At church, however, every one was in much too anxious a state to gaze at the coming procession to have any eyes to spare for a childish girl in a quiet white frock. St. Andrew’s had never seen such a crowded congregation, for it was a wedding after Mr. White’s own heart, in which nobody dared to interfere, not even his wife, whatever her good taste might think. So the church was filled, and more than filled, by all who considered a wedding as legitimate gape seed, and themselves as not bound to fit behaviour in church. On such an occasion Magdalen, being a regular attendant, and connected with the bridesmaids, was marshalled by a churchwarden into a reserved seat; but there they were dismayed by the voices and the scrambling behind them, which, in the long waiting, the Vicar from the vestry vainly tried to subdue by severe looks; and Felicia, whose notions of wedding behaviour were moulded on Vale Lecton and Beechcroft, looked as if she thought she had got into the house of Duessa, amid all Pride’s procession, as in the prints in the large-volumed “Faërie Queene.”
And when, on the sounds of an arrival, the bridegroom stood forth, the resemblance to Sans Foy was only too striking, while the party swept up the church, the bride in the glories of cobweb veil, white satin, &c., becomingly drooping on her uncle’s arm, while he beamed forth, expansive in figure and countenance, with delight. Little Jasper Henderson, anxious and patronising to his tiny brother Alexis, both in white pages’ dresses picked out with cerise, did his best to support the endless glistening train.

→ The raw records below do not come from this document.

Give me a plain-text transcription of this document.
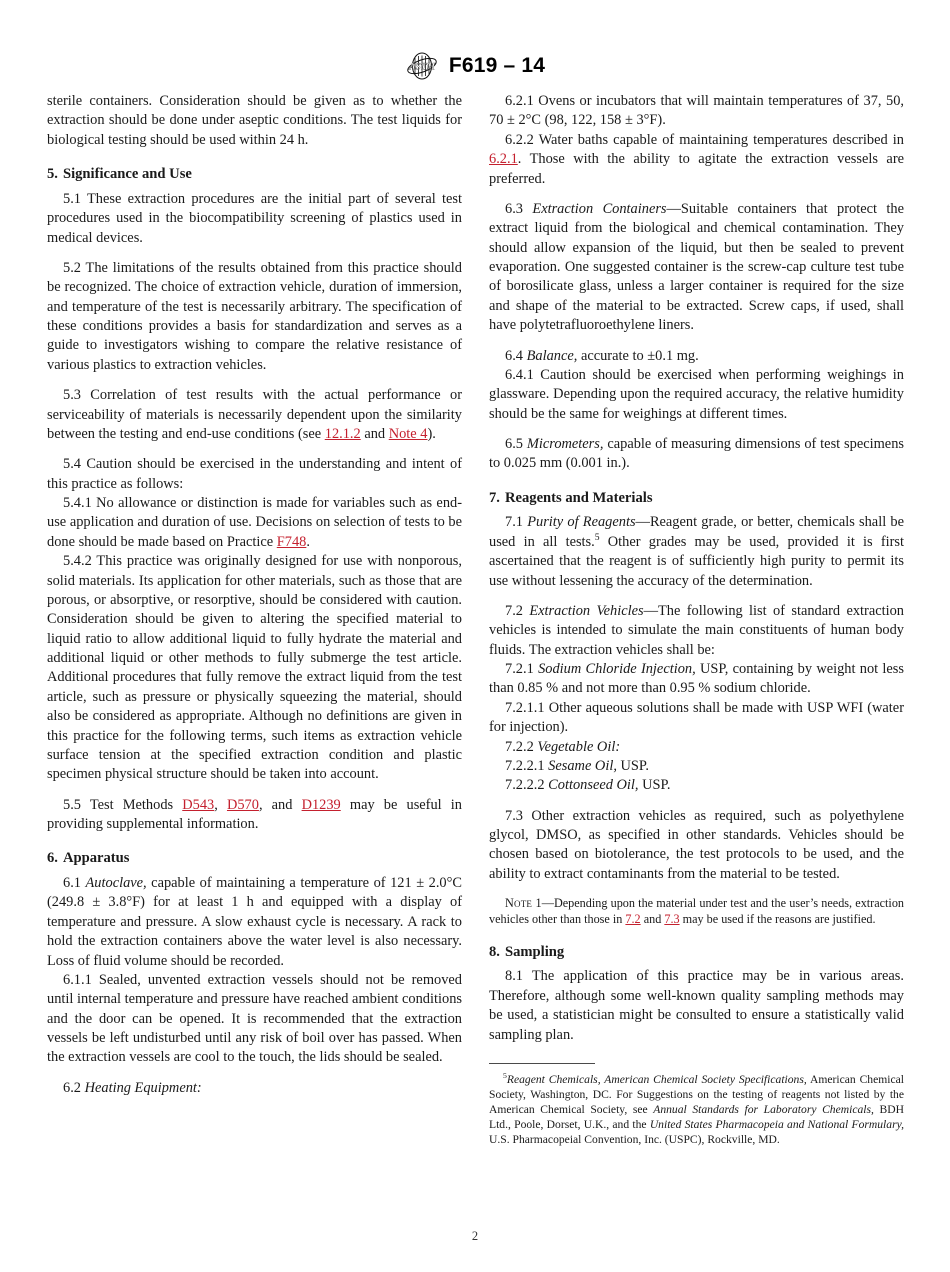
ASTM F619 – 14

sterile containers. Consideration should be given as to whether the extraction should be done under aseptic conditions. The test liquids for biological testing should be used within 24 h.

5. Significance and Use

5.1 These extraction procedures are the initial part of several test procedures used in the biocompatibility screening of plastics used in medical devices.

5.2 The limitations of the results obtained from this practice should be recognized. The choice of extraction vehicle, duration of immersion, and temperature of the test is necessarily arbitrary. The specification of these conditions provides a basis for standardization and serves as a guide to investigators wishing to compare the relative resistance of various plastics to extraction vehicles.

5.3 Correlation of test results with the actual performance or serviceability of materials is necessarily dependent upon the similarity between the testing and end-use conditions (see 12.1.2 and Note 4).

5.4 Caution should be exercised in the understanding and intent of this practice as follows:

5.4.1 No allowance or distinction is made for variables such as end-use application and duration of use. Decisions on selection of tests to be done should be made based on Practice F748.

5.4.2 This practice was originally designed for use with nonporous, solid materials. Its application for other materials, such as those that are porous, or absorptive, or resorptive, should be considered with caution. Consideration should be given to altering the specified material to liquid ratio to allow additional liquid to fully hydrate the material and additional liquid or other methods to fully submerge the test article. Additional procedures that fully remove the extract liquid from the test article, such as pressure or physically squeezing the material, should also be considered as appropriate. Although no definitions are given in this practice for the following terms, such items as extraction vehicle surface tension at the specified extraction condition and plastic specimen physical structure should be taken into account.

5.5 Test Methods D543, D570, and D1239 may be useful in providing supplemental information.

6. Apparatus

6.1 Autoclave, capable of maintaining a temperature of 121 ± 2.0°C (249.8 ± 3.8°F) for at least 1 h and equipped with a display of temperature and pressure. A slow exhaust cycle is necessary. A rack to hold the extraction containers above the water level is also necessary. Loss of fluid volume should be recorded.

6.1.1 Sealed, unvented extraction vessels should not be removed until internal temperature and pressure have reached ambient conditions and the door can be opened. It is recommended that the extraction vessels be left undisturbed until any risk of boil over has passed. When the extraction vessels are cool to the touch, the lids should be sealed.

6.2 Heating Equipment:

6.2.1 Ovens or incubators that will maintain temperatures of 37, 50, 70 ± 2°C (98, 122, 158 ± 3°F).

6.2.2 Water baths capable of maintaining temperatures described in 6.2.1. Those with the ability to agitate the extraction vessels are preferred.

6.3 Extraction Containers—Suitable containers that protect the extract liquid from the biological and chemical contamination. They should allow expansion of the liquid, but then be sealed to prevent evaporation. One suggested container is the screw-cap culture test tube of borosilicate glass, unless a larger container is required for the size and shape of the material to be extracted. Screw caps, if used, shall have polytetrafluoroethylene liners.

6.4 Balance, accurate to ±0.1 mg.

6.4.1 Caution should be exercised when performing weighings in glassware. Depending upon the required accuracy, the relative humidity should be the same for weighings at different times.

6.5 Micrometers, capable of measuring dimensions of test specimens to 0.025 mm (0.001 in.).

7. Reagents and Materials

7.1 Purity of Reagents—Reagent grade, or better, chemicals shall be used in all tests.$^5$ Other grades may be used, provided it is first ascertained that the reagent is of sufficiently high purity to permit its use without lessening the accuracy of the determination.

7.2 Extraction Vehicles—The following list of standard extraction vehicles is intended to simulate the main constituents of human body fluids. The extraction vehicles shall be:

7.2.1 Sodium Chloride Injection, USP, containing by weight not less than 0.85 % and not more than 0.95 % sodium chloride.

7.2.1.1 Other aqueous solutions shall be made with USP WFI (water for injection).

7.2.2 Vegetable Oil:

7.2.2.1 Sesame Oil, USP.

7.2.2.2 Cottonseed Oil, USP.

7.3 Other extraction vehicles as required, such as polyethylene glycol, DMSO, as specified in other standards. Vehicles should be chosen based on biotolerance, the test protocols to be used, and the ability to extract contaminants from the material to be tested.

Note 1—Depending upon the material under test and the user’s needs, extraction vehicles other than those in 7.2 and 7.3 may be used if the reasons are justified.

8. Sampling

8.1 The application of this practice may be in various areas. Therefore, although some well-known quality sampling methods may be used, a statistician might be consulted to ensure a statistically valid sampling plan.

$^5$Reagent Chemicals, American Chemical Society Specifications, American Chemical Society, Washington, DC. For Suggestions on the testing of reagents not listed by the American Chemical Society, see Annual Standards for Laboratory Chemicals, BDH Ltd., Poole, Dorset, U.K., and the United States Pharmacopeia and National Formulary, U.S. Pharmacopeial Convention, Inc. (USPC), Rockville, MD.

2
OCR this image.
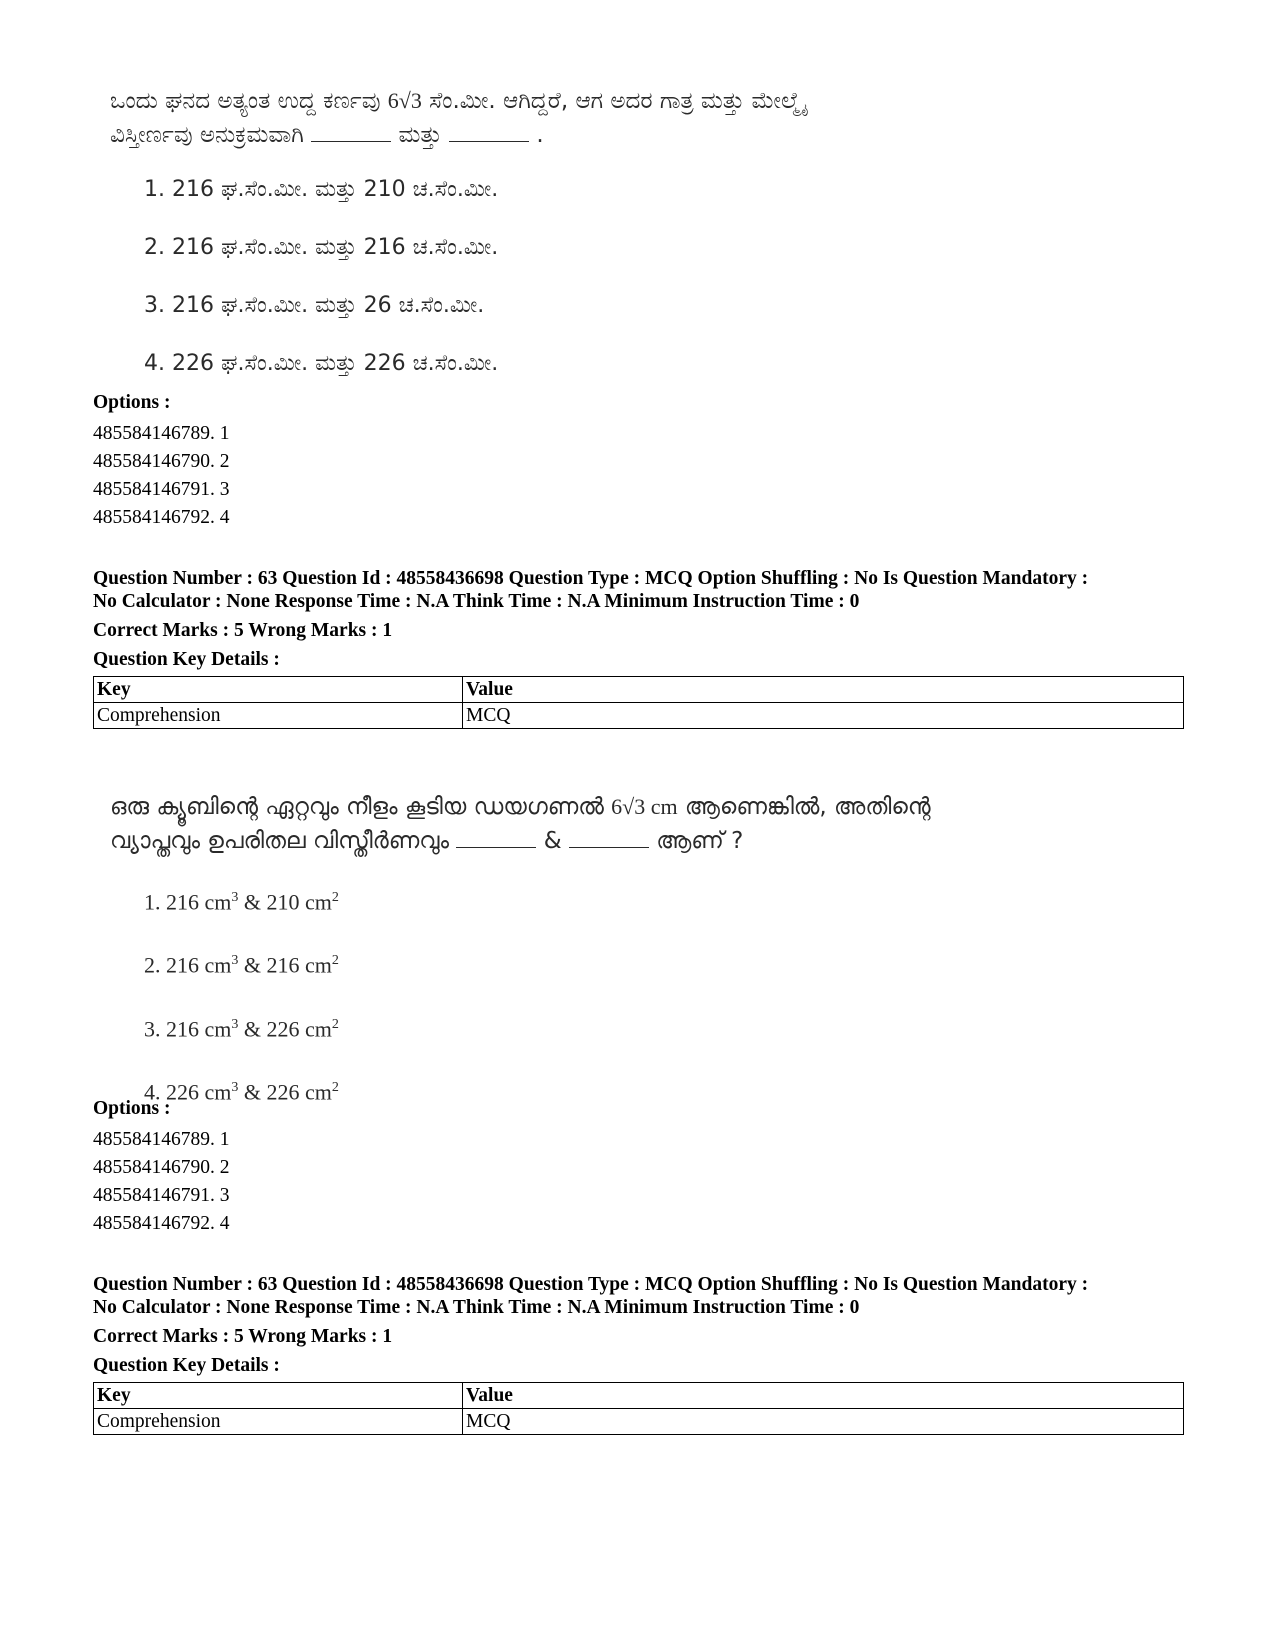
ಒಂದು ಘನದ ಅತ್ಯಂತ ಉದ್ದ ಕರ್ಣವು 6√3 ಸೆಂ.ಮೀ. ಆಗಿದ್ದರೆ, ಆಗ ಅದರ ಗಾತ್ರ ಮತ್ತು ಮೇಲ್ಮೈ
ವಿಸ್ತೀರ್ಣವು ಅನುಕ್ರಮವಾಗಿ	ಮತ್ತು	.

1. 216 ಘ.ಸೆಂ.ಮೀ. ಮತ್ತು 210 ಚ.ಸೆಂ.ಮೀ.
2. 216 ಘ.ಸೆಂ.ಮೀ. ಮತ್ತು 216 ಚ.ಸೆಂ.ಮೀ.
3. 216 ಘ.ಸೆಂ.ಮೀ. ಮತ್ತು 26 ಚ.ಸೆಂ.ಮೀ.
4. 226 ಘ.ಸೆಂ.ಮೀ. ಮತ್ತು 226 ಚ.ಸೆಂ.ಮೀ.

Options :

485584146789. 1

485584146790. 2

485584146791. 3

485584146792. 4

Question Number : 63 Question Id : 48558436698 Question Type : MCQ Option Shuffling : No Is Question Mandatory :

No Calculator : None Response Time : N.A Think Time : N.A Minimum Instruction Time : 0

Correct Marks : 5 Wrong Marks : 1

Question Key Details :

Key	Value
Comprehension	MCQ

ഒരു ക്യൂബിന്റെ ഏറ്റവും നീളം കൂടിയ ഡയഗണൽ 6√3 cm ആണെങ്കിൽ, അതിന്റെ
വ്യാപ്തവും ഉപരിതല വിസ്തീർണവും	&	ആണ് ?

1. 216 $cm^3$ & 210 $cm^2$
2. 216 $cm^3$ & 216 $cm^2$
3. 216 $cm^3$ & 226 $cm^2$
4. 226 $cm^3$ & 226 $cm^2$

Options :

485584146789. 1

485584146790. 2

485584146791. 3

485584146792. 4

Question Number : 63 Question Id : 48558436698 Question Type : MCQ Option Shuffling : No Is Question Mandatory :

No Calculator : None Response Time : N.A Think Time : N.A Minimum Instruction Time : 0

Correct Marks : 5 Wrong Marks : 1

Question Key Details :

Key	Value
Comprehension	MCQ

The bridesmaids’ costumes taxed the descriptive powers of the milliners in splendour and were scarcely eclipsed by the rich brocade and lace of Mrs. White, as she sailed in on Captain Henderson’s arm; but her elaborate veil and feathery bonnet hardly concealed the weary tedium of her face, though to the shame, well nigh horror, of her sister, she was rouged. “I must, I must,” she said; “he would be vexed if I looked pale.”
It was true that “he” loved her heartily, and that he put all the world at her service; but she had learnt where he must not be offended, and was on her guard. Hers had been the last wedding that Jane had attended in St. Andrew’s. “Did she repent?” was Jane’s thought. No, probably not. She had the outward luxuries she had craved for, and her husband was essentially a good man, though not of the caste to which her instincts belonged—very superior in nature and conscience to him to whom his blinded vanity was now giving his beautiful niece, a willing sacrifice.
It was over! More indecorous whispering and thronging; and the procession came down the aisle, to be greeted outside by a hail of confetti and rice; the schoolboys, profiting by the dinner interval, and headed by Adrian, had jostled themselves into the foreground, and they ran headlong to the portico of Cliffe House to renew the shower.
And there, unluckily, Mr. White recognised the boy, and, pleased to have anything with a title to show, turned him round to the bridegroom, with, “Here, Lord Roger, let me introduce a guest, Sir Adrian Vanderkist.”
“Ha, I didn’t know poor Van had left a son. I knew your father, my boy. Where was it I saw him last? Poor old chap!”